"You don't want me to think?" snapped Farradyne. "Shut up or I'll slap you shut!"
He had enough evidence to make a shrewd guess if he could only sort out the hodge-podge, and hang the material end to end. Some of it had to do with combined suicide and wanton mass-murder in a wrecked spacecraft. There were the Niles, who probably went to church on Sunday, belonged to the Chamber of Commerce and the Ladies' Aid, and considered running hellflowers a proper business. And daughter Carolyn, who wanted marriage and a bunch of kids to bring up into the same hellish business run so well by their grandfather.
And something important hinged around this triple-toned voice, which now had been proven more than a hasty impression under stress and excitement. Women who were immune to the solar system's most devastating narcotic, and used their immunity to deal in the things with safety, were bringing ruin to other women. It was a form of warfare, and indicated an organization large and well-integrated; capable of outmaneuvering capable men who had dedicated their lives to stamping out the racket—and who died under the juggernaut instead of destroying it.
Well, there it was.
No, there was more to be added.

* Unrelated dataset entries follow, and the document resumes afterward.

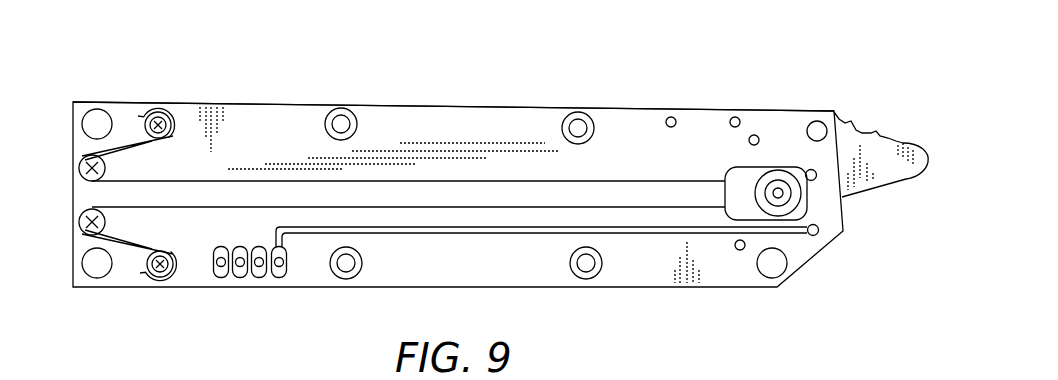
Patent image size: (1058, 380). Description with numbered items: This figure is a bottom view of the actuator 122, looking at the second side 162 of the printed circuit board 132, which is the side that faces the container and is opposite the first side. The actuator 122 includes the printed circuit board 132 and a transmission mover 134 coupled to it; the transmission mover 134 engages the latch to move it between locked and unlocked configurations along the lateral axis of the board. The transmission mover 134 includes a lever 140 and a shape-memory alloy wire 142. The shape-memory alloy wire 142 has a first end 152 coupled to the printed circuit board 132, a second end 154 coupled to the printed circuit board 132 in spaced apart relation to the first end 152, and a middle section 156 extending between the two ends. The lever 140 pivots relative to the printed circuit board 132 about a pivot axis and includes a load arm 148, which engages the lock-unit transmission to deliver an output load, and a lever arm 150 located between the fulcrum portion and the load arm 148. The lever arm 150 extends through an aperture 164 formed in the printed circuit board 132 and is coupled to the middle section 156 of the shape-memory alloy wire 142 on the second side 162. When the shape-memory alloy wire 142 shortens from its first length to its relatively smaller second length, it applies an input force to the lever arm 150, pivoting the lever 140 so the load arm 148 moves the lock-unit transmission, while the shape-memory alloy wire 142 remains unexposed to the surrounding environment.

The actuator 122 is at (444, 144).
The printed circuit board 132 is at (242, 100).
The transmission mover 134 is at (856, 107).
The lever 140 is at (908, 139).
The shape-memory alloy wire 142 is at (399, 157).
The load arm 148 is at (798, 203).
The lever arm 150 is at (898, 189).
The first end 152 is at (176, 114).
The second end 154 is at (165, 277).
The middle section 156 is at (492, 180).
The second side 162 is at (312, 126).
The aperture 164 is at (755, 164).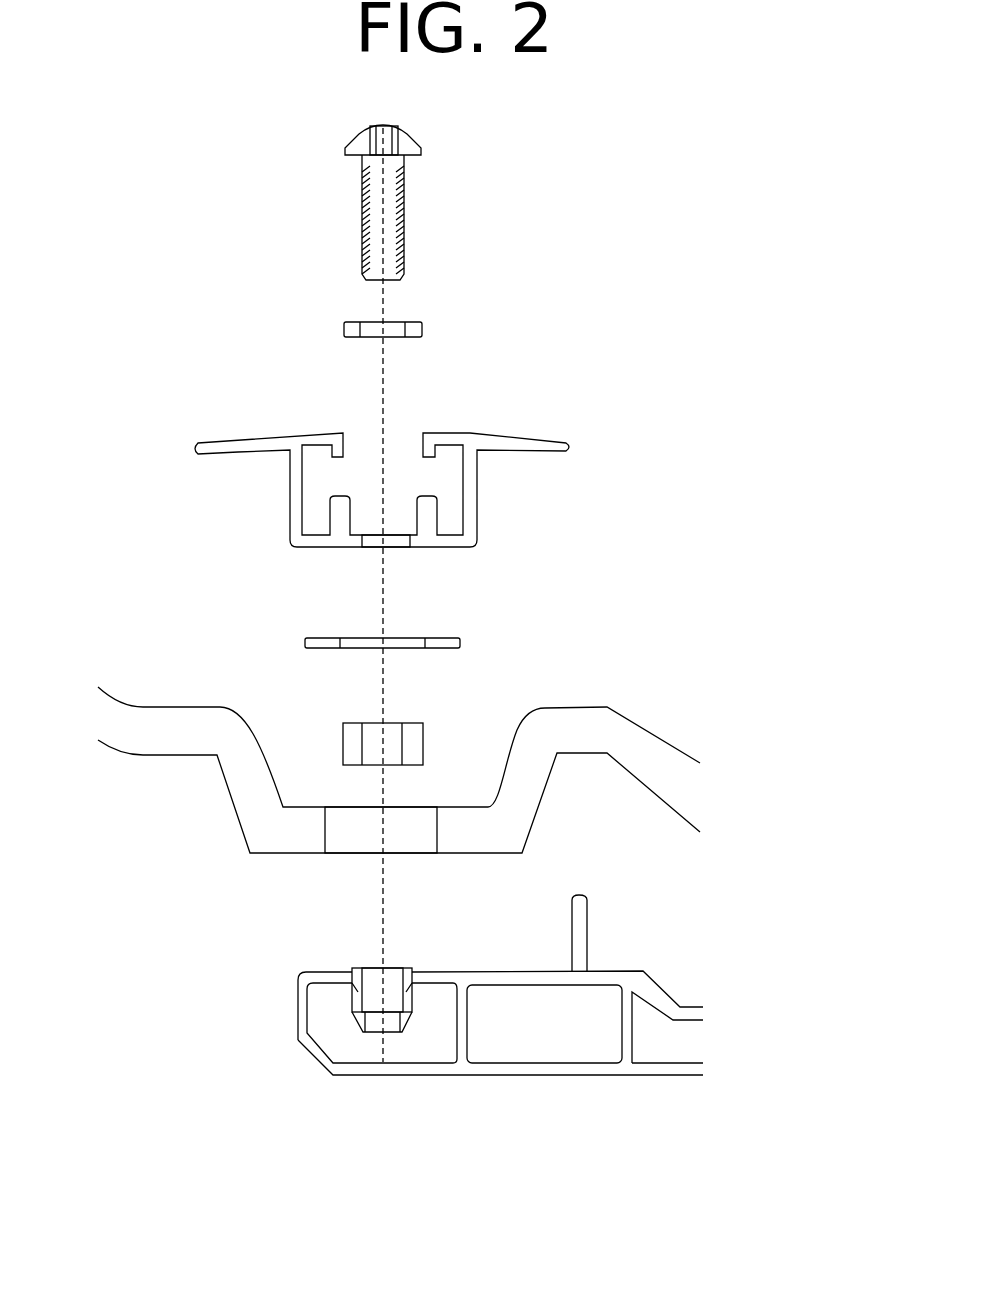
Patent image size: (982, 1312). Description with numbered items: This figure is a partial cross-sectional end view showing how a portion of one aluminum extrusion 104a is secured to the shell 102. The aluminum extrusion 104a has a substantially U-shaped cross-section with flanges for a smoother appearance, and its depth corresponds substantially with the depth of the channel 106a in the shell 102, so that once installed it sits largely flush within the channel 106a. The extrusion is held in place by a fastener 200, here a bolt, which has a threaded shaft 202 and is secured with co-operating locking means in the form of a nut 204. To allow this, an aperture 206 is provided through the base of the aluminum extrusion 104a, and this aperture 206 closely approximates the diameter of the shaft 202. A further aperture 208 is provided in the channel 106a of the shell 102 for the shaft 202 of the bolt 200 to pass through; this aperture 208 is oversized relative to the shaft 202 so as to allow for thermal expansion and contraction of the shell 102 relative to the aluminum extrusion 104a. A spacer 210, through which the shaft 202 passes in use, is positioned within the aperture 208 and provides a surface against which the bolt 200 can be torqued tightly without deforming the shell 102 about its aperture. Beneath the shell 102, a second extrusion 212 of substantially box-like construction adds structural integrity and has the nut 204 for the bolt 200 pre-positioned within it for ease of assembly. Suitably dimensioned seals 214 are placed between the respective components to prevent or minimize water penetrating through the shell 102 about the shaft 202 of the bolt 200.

The fastener 200 is at (410, 157).
The threaded shaft 202 is at (403, 236).
The seals 214 is at (345, 330).
The aluminum extrusion 104a is at (480, 437).
The aperture 206 is at (393, 548).
The spacer 210 is at (352, 748).
The shell 102 is at (680, 760).
The channel 106a is at (483, 730).
The aperture 208 is at (405, 830).
The second extrusion 212 is at (331, 1076).
The nut 204 is at (355, 990).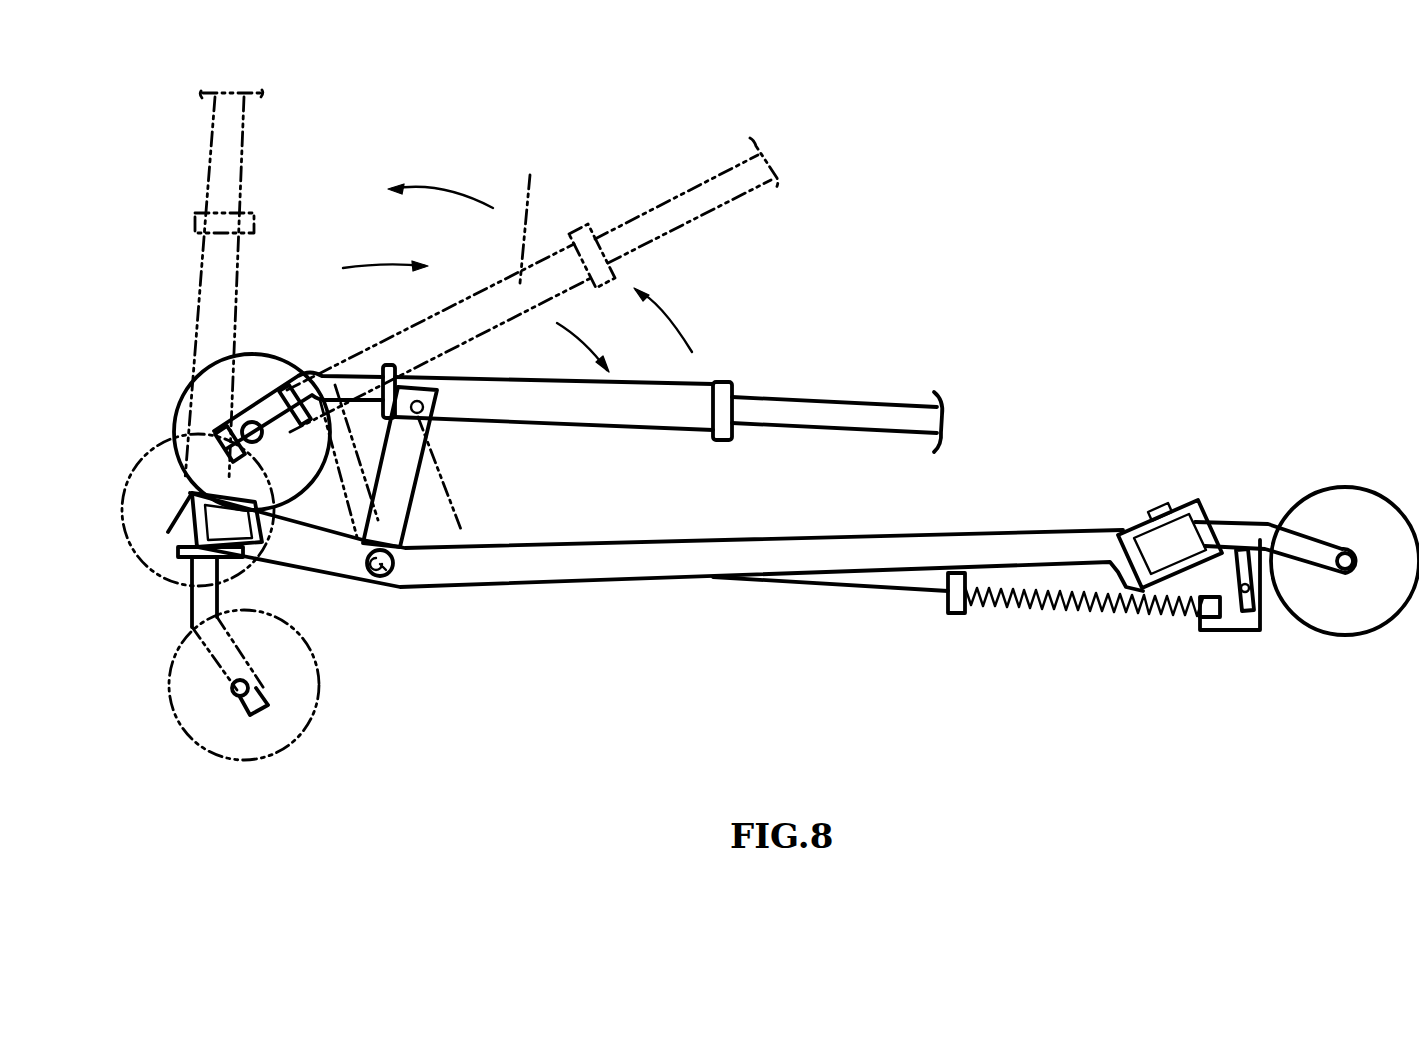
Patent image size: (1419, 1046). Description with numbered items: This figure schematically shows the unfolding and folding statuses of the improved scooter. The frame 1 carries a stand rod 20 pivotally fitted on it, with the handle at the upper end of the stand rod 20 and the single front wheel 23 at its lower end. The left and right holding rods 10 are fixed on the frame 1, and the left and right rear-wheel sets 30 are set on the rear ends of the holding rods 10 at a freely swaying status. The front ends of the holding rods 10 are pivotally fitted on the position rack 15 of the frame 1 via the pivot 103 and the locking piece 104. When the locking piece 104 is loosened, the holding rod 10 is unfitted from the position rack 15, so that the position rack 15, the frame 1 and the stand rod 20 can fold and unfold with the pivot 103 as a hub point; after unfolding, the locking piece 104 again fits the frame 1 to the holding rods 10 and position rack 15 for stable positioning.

The frame 1 is at (198, 318).
The holding rod 10 is at (705, 563).
The position rack 15 is at (350, 482).
The stand rod 20 is at (227, 168).
The front wheel 23 is at (165, 465).
The rear-wheel set 30 is at (1224, 480).
The pivot 103 is at (402, 583).
The locking piece 104 is at (243, 537).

Brenner, who had tried to remove the control rods of the reaction-pile, and who was immune to marcoleptine. That was an odd-shaped piece of the jigsaw puzzle that suddenly dropped into place with a click.
Farradyne tried to put himself in the position of Professor Martin, who might have been a survivor if the Lancaster had foundered. Martin might ask why someone had tried to kill him—just as Farradyne had often asked himself why Party X had tried to kill Farradyne in the Semiramide. The answer was that Martin would have been an innocent victim in the second episode just as Farradyne had been in the first. Party X had wrecked the Semiramide because there was someone aboard with dangerous knowledge!
Farradyne came to one decision: there was a coldly-operating group of persons who were themselves immune to drugs, and who were efficiently undermining the rest of the human race by preying on weakness, lust, and escapist factors that lie somewhere near the surface in the strongest of human characters.
He raised his head and looked at Carolyn Niles.
She faced him squarely and asked, "Have you got it figured out?"